秋の夜長に響く新感覚トランペットサウンド
Tom Harrell「Something Gold, Something Blue」(2016)
今年はいつもより秋が短く、気づいたら冬の足音が聞こえてくるこの頃です。
今回は、以前(Vol.10)にもご紹介したことのあるトム・ハレルの新譜が素晴らしかったので、お知らせしたいと思います。このトランぺッターの何が魅力かというと、常に新しいことに挑戦し続けている点です。近年、ピアノのダニー・グリセットを擁する鉄壁のクインテットを結成し、マイルスデイビスが築いた現代ジャズの基盤をさらに大きく進化させていくような素晴らしい演奏の数々を生み出しました。しかし突然、今を時めく歌える女性ベーシスト、エスペランザ・スポルティングを起用。2ベース編成でコード楽器なしという冒険もしつつ、カラフルで豊かな響きを楽しませてくれました(VOL.10参照)。 続いて同じくコードレスで、飄々としたプレイが人気のサックス奏者、マーク・ターナーと共に、諧謔、知性、躍動、浮遊感が交じり合った独特の空間を生み出しました(下段「もっと聴いてみよう!」左側)。
そして今回はなんと2トランペット編成でギター導入という、新たな冒険に挑みました。トランペットは思索的な面と爆発力ある一発を併せ持つ若手、アンブローズ・アーキンムシーレを起用。すぐ彼と分かる特徴的な音色、どんなスタイルもこなすテクニックと懐の深さをもち、黒人差別問題をテーマにするなど作曲も優れています。ここでは、割と明るく淡々と吹いている印象ですが、そのフレーズは味わいがあり音の密度は非常に濃く、切れもあります。ハレルがその音色に刺激され、いつもは聞かれないようなフレーズが飛び出すほどです。
さらに、アーキンムシーレのバンドメンバーであり、最近ではチック・コリアに起用されて注目された若手ギタリスト、チャールズ・アルトゥーラは浮遊する感じのギタリストで、その空間を生かしたプレイが、フロントの自由な演奏を引き立てています。
いつも以上に叩きまくっているブレイクのドラミングとオケグォの太く躍動するベースに乗って、ぶつかり合うような二つのトランペットのテーマから、ギターソロを皮切りに次々とソロをつなぎます。うねるギターのフレーズを受けて、相変わらずくねくねとした不思議なフレーズながら滋味深い響きを聴かせるハレル。突き刺さるようなフレーズでアーキンムシーレが飛び出し、最後はオケグォのたくましいソロ。
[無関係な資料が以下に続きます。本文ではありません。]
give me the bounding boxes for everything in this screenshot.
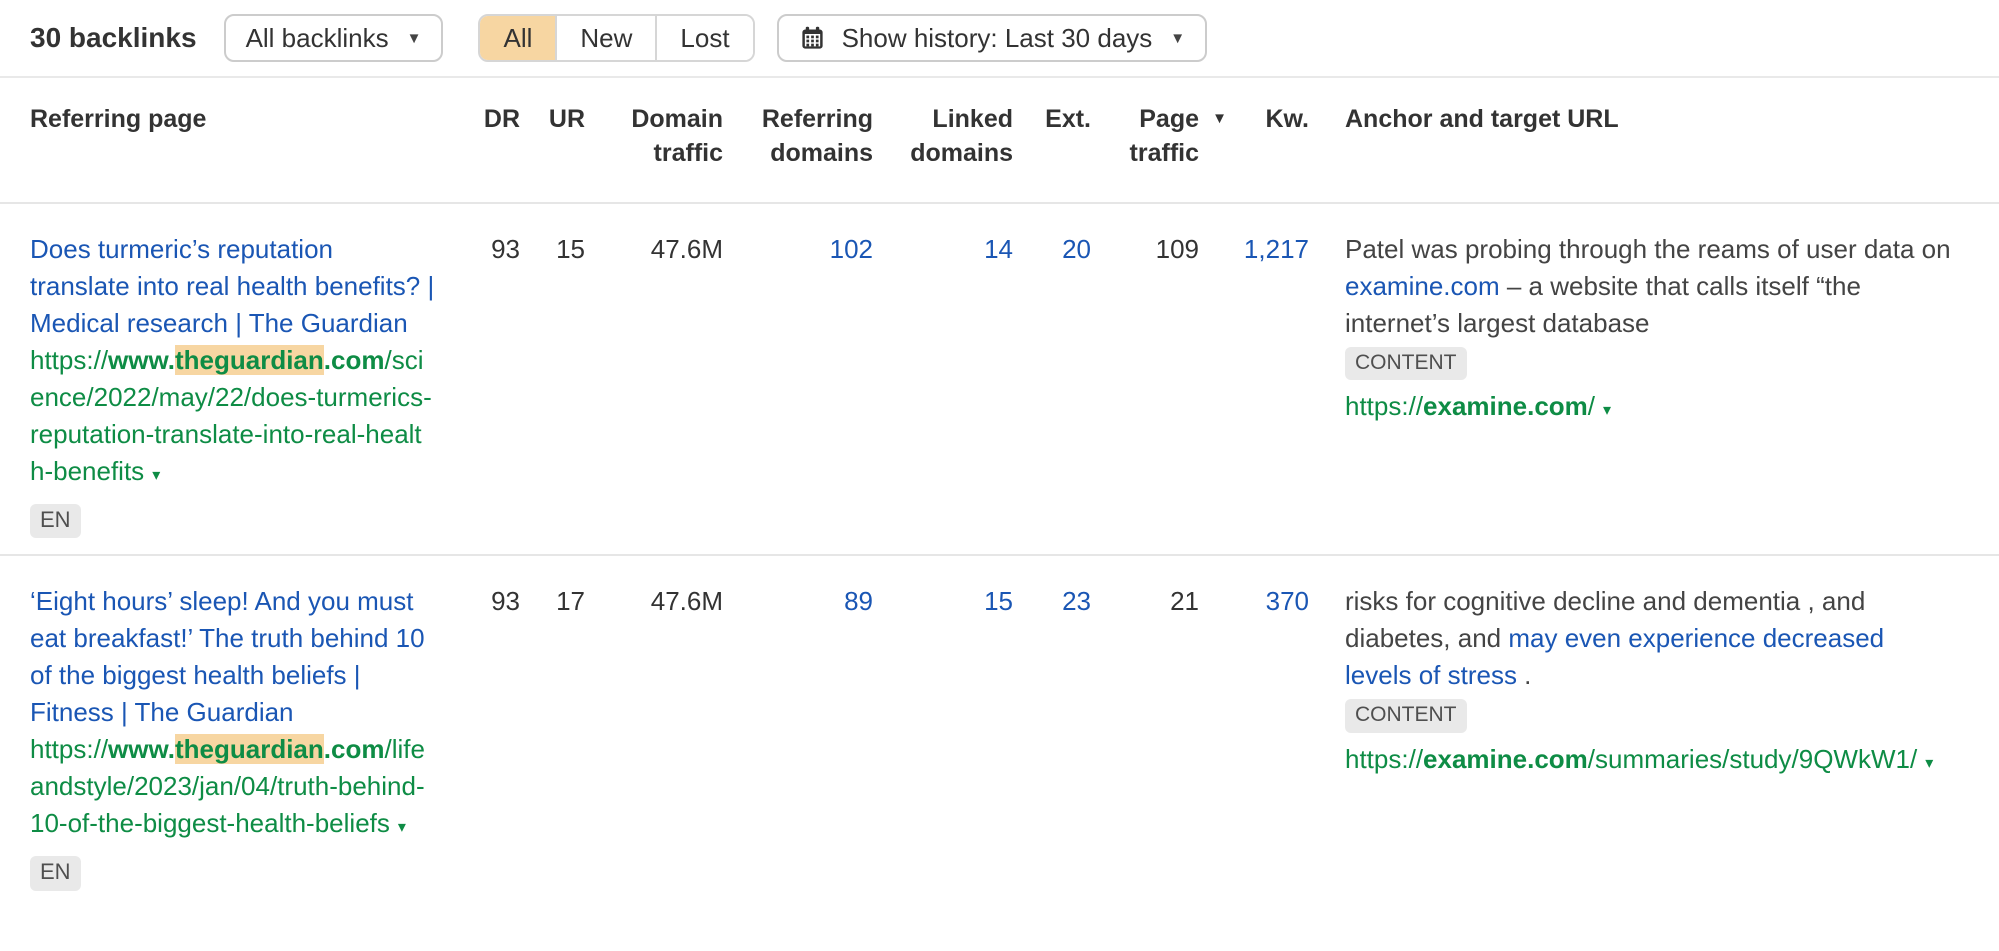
sort-desc-icon: ▼	[1212, 102, 1227, 136]
calendar-icon	[799, 25, 826, 52]
domain-traffic-value: 47.6M	[585, 556, 723, 906]
content-type-badge: CONTENT	[1345, 347, 1467, 380]
target-url-link[interactable]: https://examine.com/summaries/study/9QWk…	[1345, 741, 1951, 782]
segment-lost[interactable]: Lost	[655, 16, 752, 60]
target-url-link[interactable]: https://examine.com/▾	[1345, 388, 1951, 429]
column-header-ext[interactable]: Ext.	[1013, 78, 1091, 202]
linked-domains-link[interactable]: 14	[984, 234, 1013, 264]
column-header-ur[interactable]: UR	[520, 78, 585, 202]
column-header-dr[interactable]: DR	[455, 78, 520, 202]
backlinks-filter-label: All backlinks	[246, 23, 389, 54]
segment-all[interactable]: All	[480, 16, 555, 60]
anchor-text: risks for cognitive decline and dementia…	[1345, 583, 1951, 694]
referring-domains-link[interactable]: 89	[844, 586, 873, 616]
column-header-linked-domains[interactable]: Linked domains	[873, 78, 1013, 202]
domain-traffic-value: 47.6M	[585, 204, 723, 554]
column-header-anchor-target-url: Anchor and target URL	[1309, 78, 1999, 202]
ur-value: 15	[520, 204, 585, 554]
table-row: Does turmeric’s reputation translate int…	[0, 204, 1999, 554]
content-type-badge: CONTENT	[1345, 699, 1467, 732]
referring-page-cell: ‘Eight hours’ sleep! And you must eat br…	[30, 556, 455, 906]
table-row: ‘Eight hours’ sleep! And you must eat br…	[0, 554, 1999, 906]
url-options-caret-icon[interactable]: ▾	[398, 819, 406, 836]
referring-page-title-link[interactable]: Does turmeric’s reputation translate int…	[30, 231, 435, 342]
backlink-status-segmented-control: All New Lost	[478, 14, 754, 62]
ur-value: 17	[520, 556, 585, 906]
anchor-link[interactable]: examine.com	[1345, 271, 1500, 301]
dr-value: 93	[455, 204, 520, 554]
referring-page-title-link[interactable]: ‘Eight hours’ sleep! And you must eat br…	[30, 583, 435, 731]
anchor-text: Patel was probing through the reams of u…	[1345, 231, 1951, 342]
linked-domains-link[interactable]: 15	[984, 586, 1013, 616]
column-header-referring-page: Referring page	[30, 78, 455, 202]
referring-page-url-link[interactable]: https://www.theguardian.com/lifeandstyle…	[30, 731, 435, 846]
column-header-domain-traffic[interactable]: Domain traffic	[585, 78, 723, 202]
backlinks-filter-dropdown[interactable]: All backlinks ▼	[224, 14, 444, 62]
anchor-and-target-cell: risks for cognitive decline and dementia…	[1309, 556, 1999, 906]
kw-link[interactable]: 370	[1266, 586, 1309, 616]
highlighted-domain: theguardian	[175, 734, 324, 764]
referring-page-url-link[interactable]: https://www.theguardian.com/science/2022…	[30, 342, 435, 494]
page-traffic-value: 21	[1091, 556, 1199, 906]
url-options-caret-icon[interactable]: ▾	[1603, 402, 1611, 419]
table-header: Referring page DR UR Domain traffic Refe…	[0, 78, 1999, 204]
page-traffic-value: 109	[1091, 204, 1199, 554]
language-badge: EN	[30, 504, 81, 538]
show-history-dropdown[interactable]: Show history: Last 30 days ▼	[777, 14, 1208, 62]
column-header-kw[interactable]: Kw.	[1199, 78, 1309, 202]
referring-page-cell: Does turmeric’s reputation translate int…	[30, 204, 455, 554]
segment-new[interactable]: New	[555, 16, 655, 60]
kw-link[interactable]: 1,217	[1244, 234, 1309, 264]
ext-link[interactable]: 20	[1062, 234, 1091, 264]
url-options-caret-icon[interactable]: ▾	[1925, 755, 1933, 772]
chevron-down-icon: ▼	[407, 30, 422, 47]
chevron-down-icon: ▼	[1170, 30, 1185, 47]
column-header-page-traffic[interactable]: Page ▼ traffic	[1091, 78, 1199, 202]
column-header-referring-domains[interactable]: Referring domains	[723, 78, 873, 202]
backlinks-toolbar: 30 backlinks All backlinks ▼ All New Los…	[0, 0, 1999, 78]
show-history-label: Show history: Last 30 days	[842, 23, 1153, 54]
highlighted-domain: theguardian	[175, 345, 324, 375]
dr-value: 93	[455, 556, 520, 906]
anchor-and-target-cell: Patel was probing through the reams of u…	[1309, 204, 1999, 554]
language-badge: EN	[30, 856, 81, 890]
ext-link[interactable]: 23	[1062, 586, 1091, 616]
referring-domains-link[interactable]: 102	[830, 234, 873, 264]
url-options-caret-icon[interactable]: ▾	[152, 467, 160, 484]
backlinks-count: 30 backlinks	[30, 22, 197, 54]
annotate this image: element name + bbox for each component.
アンサンブルにも凝りつつ、広く取ったスペースの中で個性的なソロもしっかり聴かせ、リズム隊とのインタープレイもたっぷり楽しめるという、王道でありながら新しい風を感じる演奏です。
4曲目ではイスラエル人オマー・アビタルがウードで参加し、強烈な異国情緒あふれる演奏を聞かせてくれます。メンバーもギターを中心にほんのり中近東よりのフレーズを織り込み、アルバム全体のアクセントとなっています。
6曲目は、ドラムの豪快さを前面に押し出した複雑なリズムと信号音のようなテーマが印象的な曲で、リズムに乗ったり、すり抜けたりして羽ばたくような両トランペットのソロも素晴らしく、強固な城門のようなアンサンブルから、民族的な響きの余韻を残すラストもユニークです。
唯一のスタンダードの7曲目は、ギターが抜けてトランペットがソロをつなぐ編成でのバラード。一見地味で実にシンプルな演奏なのですが、この深さはいったい何なのでしょうか。ベースソロも地に深く響き、深遠なトランペットで幕を閉じます。
王道ジャズがお好きな方から、現代のジャズがお好きな方まで、幅広い方にお勧めできる作品です。次はどんな進化を見せてくれるのか、今から次回作が楽しみです(気が早すぎですね)。